By Richard Thomas
Updated on October 7, 2014
Wheat has not been widely used as the prime ingredient in a whiskey mash recipe in America since before Prohibition, and unless I am mistaken,* Bernheim Original Wheat Whiskey is the only commercial wheat whiskey label on the market today. Even so, wheat whiskey is as American as the hot dog and apple pie. George Washington made wheat whiskey (with whatever wheat he grew and didn’t export to Portugal or use to feed his slaves, that is), and generally speaking that style of whiskey-making was popular anywhere in America where wheat grew better than corn or rye.
Heaven Hill Distillery introduced Bernheim Original back in 2005, and while the label has withstood the test of time, wheat whiskey has only just caught on well enough to inspire imitators.
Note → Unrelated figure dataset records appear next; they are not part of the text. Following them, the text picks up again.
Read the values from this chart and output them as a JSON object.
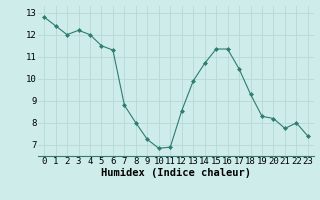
{
  "x": [
    0,
    1,
    2,
    3,
    4,
    5,
    6,
    7,
    8,
    9,
    10,
    11,
    12,
    13,
    14,
    15,
    16,
    17,
    18,
    19,
    20,
    21,
    22,
    23
  ],
  "y": [
    12.8,
    12.4,
    12.0,
    12.2,
    12.0,
    11.5,
    11.3,
    8.8,
    8.0,
    7.25,
    6.85,
    6.9,
    8.55,
    9.9,
    10.7,
    11.35,
    11.35,
    10.45,
    9.3,
    8.3,
    8.2,
    7.75,
    8.0,
    7.4
  ],
  "line_color": "#2e7d6e",
  "marker": "D",
  "marker_size": 2.0,
  "bg_color": "#ceecea",
  "grid_color": "#b8d8d5",
  "xlabel": "Humidex (Indice chaleur)",
  "xlabel_fontsize": 7.5,
  "tick_fontsize": 6.5,
  "ylim": [
    6.5,
    13.3
  ],
  "xlim": [
    -0.5,
    23.5
  ],
  "yticks": [
    7,
    8,
    9,
    10,
    11,
    12,
    13
  ],
  "xticks": [
    0,
    1,
    2,
    3,
    4,
    5,
    6,
    7,
    8,
    9,
    10,
    11,
    12,
    13,
    14,
    15,
    16,
    17,
    18,
    19,
    20,
    21,
    22,
    23
  ]
}
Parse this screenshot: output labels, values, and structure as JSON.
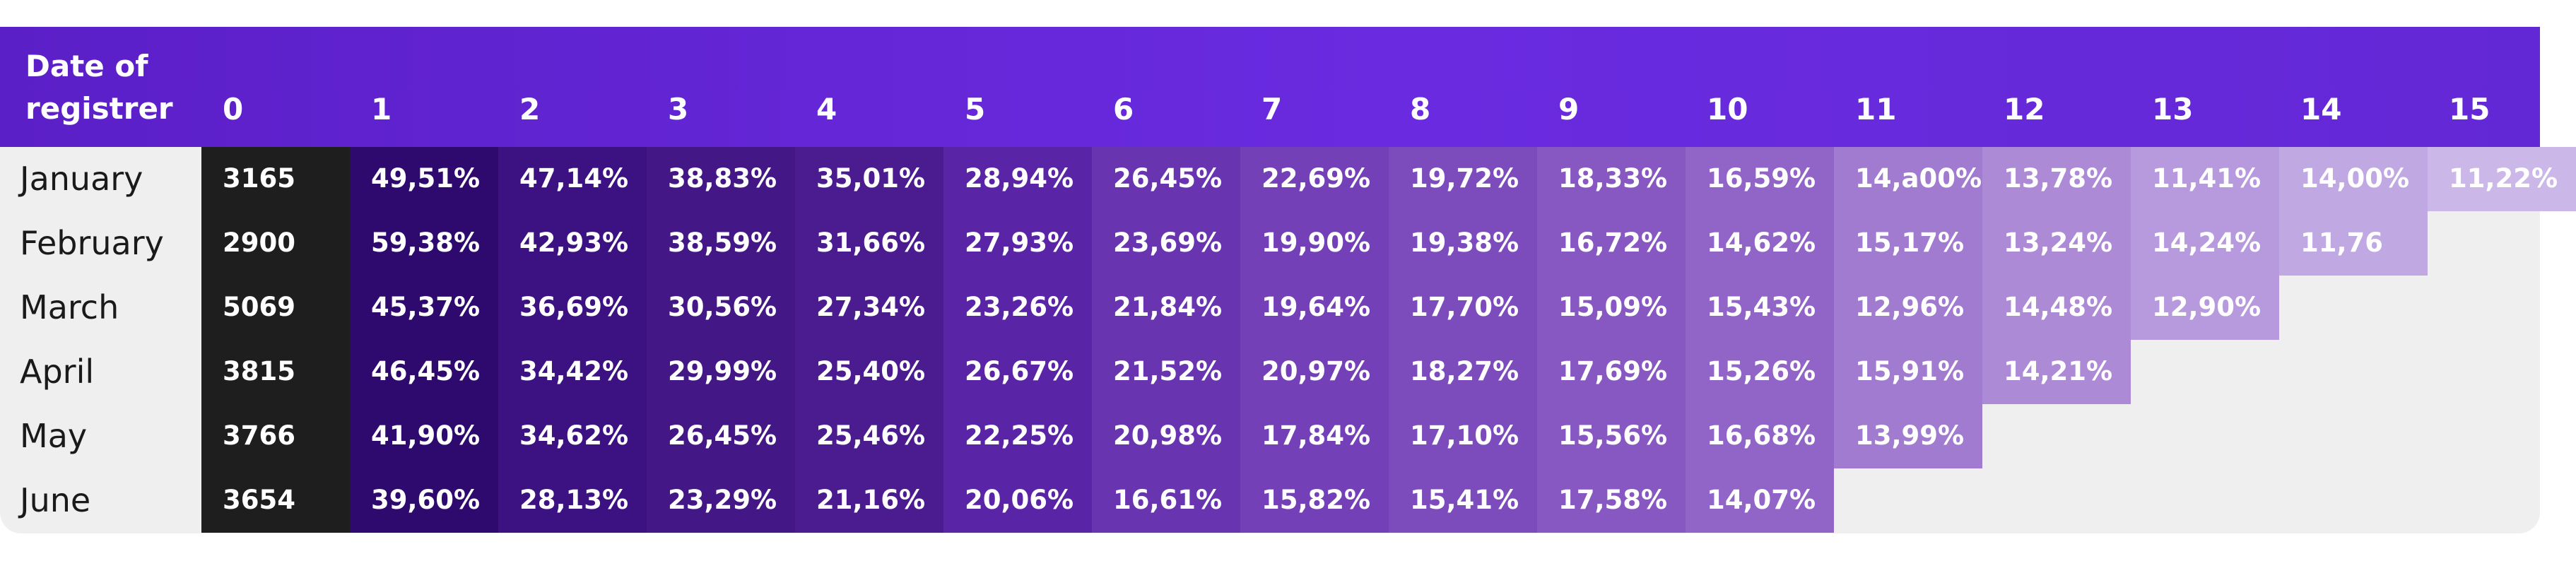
{
  "chart_data": {
    "type": "table",
    "header_first": "Date of registrer",
    "columns": [
      "0",
      "1",
      "2",
      "3",
      "4",
      "5",
      "6",
      "7",
      "8",
      "9",
      "10",
      "11",
      "12",
      "13",
      "14",
      "15"
    ],
    "rows": [
      {
        "label": "January",
        "values": [
          "3165",
          "49,51%",
          "47,14%",
          "38,83%",
          "35,01%",
          "28,94%",
          "26,45%",
          "22,69%",
          "19,72%",
          "18,33%",
          "16,59%",
          "14,a00%",
          "13,78%",
          "11,41%",
          "14,00%",
          "11,22%"
        ]
      },
      {
        "label": "February",
        "values": [
          "2900",
          "59,38%",
          "42,93%",
          "38,59%",
          "31,66%",
          "27,93%",
          "23,69%",
          "19,90%",
          "19,38%",
          "16,72%",
          "14,62%",
          "15,17%",
          "13,24%",
          "14,24%",
          "11,76"
        ]
      },
      {
        "label": "March",
        "values": [
          "5069",
          "45,37%",
          "36,69%",
          "30,56%",
          "27,34%",
          "23,26%",
          "21,84%",
          "19,64%",
          "17,70%",
          "15,09%",
          "15,43%",
          "12,96%",
          "14,48%",
          "12,90%"
        ]
      },
      {
        "label": "April",
        "values": [
          "3815",
          "46,45%",
          "34,42%",
          "29,99%",
          "25,40%",
          "26,67%",
          "21,52%",
          "20,97%",
          "18,27%",
          "17,69%",
          "15,26%",
          "15,91%",
          "14,21%"
        ]
      },
      {
        "label": "May",
        "values": [
          "3766",
          "41,90%",
          "34,62%",
          "26,45%",
          "25,46%",
          "22,25%",
          "20,98%",
          "17,84%",
          "17,10%",
          "15,56%",
          "16,68%",
          "13,99%"
        ]
      },
      {
        "label": "June",
        "values": [
          "3654",
          "39,60%",
          "28,13%",
          "23,29%",
          "21,16%",
          "20,06%",
          "16,61%",
          "15,82%",
          "15,41%",
          "17,58%",
          "14,07%"
        ]
      }
    ],
    "colors": {
      "header": "#5f23cf",
      "count_column": "#1e1e1e",
      "column_shades": [
        "#1e1e1e",
        "#2e0a6e",
        "#3c1282",
        "#431785",
        "#4a1c8f",
        "#5a24a6",
        "#6834b0",
        "#7440b7",
        "#7d4cbc",
        "#8758c2",
        "#9164c8",
        "#a07bd0",
        "#ac8ad6",
        "#b79ade",
        "#c0a8e2",
        "#cbb8e8"
      ],
      "background": "#efefef"
    }
  }
}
It has also bucked the prevailing trend in whiskey, having gone from a No Aging Statement whiskey averaging about 5 years of age to an aging statement whiskey designated as a 7 year old.
Bernheim Original Wheat Whiskey comes in a rectangular glass bottle, with a faux, ovoid copper plate-style label and a plastic and cork stopper. Its an attractive package which shows off the whiskey’s middling bronze color. Bernheim’s more resembles an Irish whiskey than a Kentucky bourbon.
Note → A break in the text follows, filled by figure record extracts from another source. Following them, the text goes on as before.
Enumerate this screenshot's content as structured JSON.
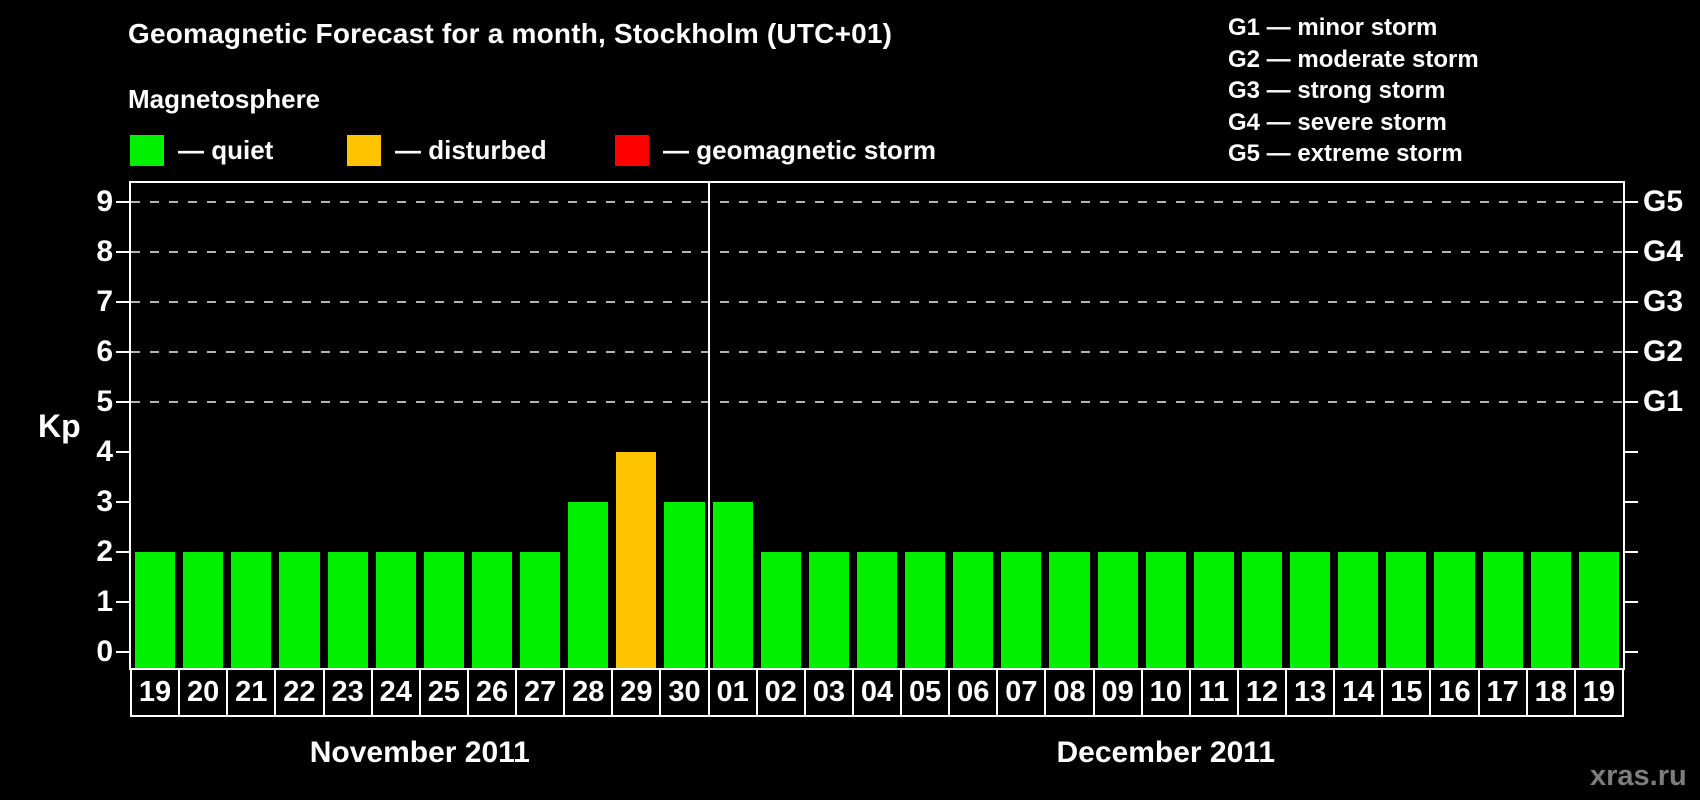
{
  "header": {
    "title": "Geomagnetic Forecast for a month, Stockholm (UTC+01)",
    "subtitle": "Magnetosphere",
    "legend": [
      {
        "label": "— quiet",
        "state": "quiet",
        "color": "#00f000"
      },
      {
        "label": "— disturbed",
        "state": "disturbed",
        "color": "#ffc400"
      },
      {
        "label": "— geomagnetic storm",
        "state": "storm",
        "color": "#ff0000"
      }
    ],
    "g_legend": [
      "G1 — minor storm",
      "G2 — moderate storm",
      "G3 — strong storm",
      "G4 — severe storm",
      "G5 — extreme storm"
    ]
  },
  "chart_data": {
    "type": "bar",
    "title": "Geomagnetic Forecast for a month, Stockholm (UTC+01)",
    "ylabel": "Kp",
    "ylim": [
      0,
      9
    ],
    "yticks": [
      0,
      1,
      2,
      3,
      4,
      5,
      6,
      7,
      8,
      9
    ],
    "grid_levels": [
      5,
      6,
      7,
      8,
      9
    ],
    "legend_position": "top",
    "grid": "dashed horizontal at Kp 5-9",
    "right_axis": [
      {
        "kp": 5,
        "label": "G1"
      },
      {
        "kp": 6,
        "label": "G2"
      },
      {
        "kp": 7,
        "label": "G3"
      },
      {
        "kp": 8,
        "label": "G4"
      },
      {
        "kp": 9,
        "label": "G5"
      }
    ],
    "state_colors": {
      "quiet": "#00f000",
      "disturbed": "#ffc400",
      "storm": "#ff0000"
    },
    "months": [
      {
        "label": "November 2011",
        "bars": [
          {
            "day": "19",
            "kp": 2,
            "state": "quiet"
          },
          {
            "day": "20",
            "kp": 2,
            "state": "quiet"
          },
          {
            "day": "21",
            "kp": 2,
            "state": "quiet"
          },
          {
            "day": "22",
            "kp": 2,
            "state": "quiet"
          },
          {
            "day": "23",
            "kp": 2,
            "state": "quiet"
          },
          {
            "day": "24",
            "kp": 2,
            "state": "quiet"
          },
          {
            "day": "25",
            "kp": 2,
            "state": "quiet"
          },
          {
            "day": "26",
            "kp": 2,
            "state": "quiet"
          },
          {
            "day": "27",
            "kp": 2,
            "state": "quiet"
          },
          {
            "day": "28",
            "kp": 3,
            "state": "quiet"
          },
          {
            "day": "29",
            "kp": 4,
            "state": "disturbed"
          },
          {
            "day": "30",
            "kp": 3,
            "state": "quiet"
          }
        ]
      },
      {
        "label": "December 2011",
        "bars": [
          {
            "day": "01",
            "kp": 3,
            "state": "quiet"
          },
          {
            "day": "02",
            "kp": 2,
            "state": "quiet"
          },
          {
            "day": "03",
            "kp": 2,
            "state": "quiet"
          },
          {
            "day": "04",
            "kp": 2,
            "state": "quiet"
          },
          {
            "day": "05",
            "kp": 2,
            "state": "quiet"
          },
          {
            "day": "06",
            "kp": 2,
            "state": "quiet"
          },
          {
            "day": "07",
            "kp": 2,
            "state": "quiet"
          },
          {
            "day": "08",
            "kp": 2,
            "state": "quiet"
          },
          {
            "day": "09",
            "kp": 2,
            "state": "quiet"
          },
          {
            "day": "10",
            "kp": 2,
            "state": "quiet"
          },
          {
            "day": "11",
            "kp": 2,
            "state": "quiet"
          },
          {
            "day": "12",
            "kp": 2,
            "state": "quiet"
          },
          {
            "day": "13",
            "kp": 2,
            "state": "quiet"
          },
          {
            "day": "14",
            "kp": 2,
            "state": "quiet"
          },
          {
            "day": "15",
            "kp": 2,
            "state": "quiet"
          },
          {
            "day": "16",
            "kp": 2,
            "state": "quiet"
          },
          {
            "day": "17",
            "kp": 2,
            "state": "quiet"
          },
          {
            "day": "18",
            "kp": 2,
            "state": "quiet"
          },
          {
            "day": "19",
            "kp": 2,
            "state": "quiet"
          }
        ]
      }
    ]
  },
  "watermark": "xras.ru"
}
Given its unique nature, a word about how Bernheim Original is made is in order. The process is very similar to bourbon-making, except the recipe is comprised mostly of winter wheat with some corn and barley mixed in. Otherwise it is distilled and aged in charred oak barrels, just like bourbon whiskey. Bernheim is then aged for five years and then blended and bottled at 90 proof (45% alcohol). The result is a bourbon-like whiskey which is not as thickly sweet as bourbon tends to be.
The whiskey has a warm, light aroma with hints of citrus and spice and just a touch of oak. The flavor is clean, crisp and dry with honeyed citrus and undertones of toasted nuts. I think a cube or two of ice brings out the best qualities in Bernheim’s Original Wheat Whiskey, especially since dry liquors are rarely at their best when taken neat.
Bernheim Original is usually found on the store shelves for around $30, although this depends greatly upon the liquor store’s distributor. It is not uncommon to find it marked up to as high as $45.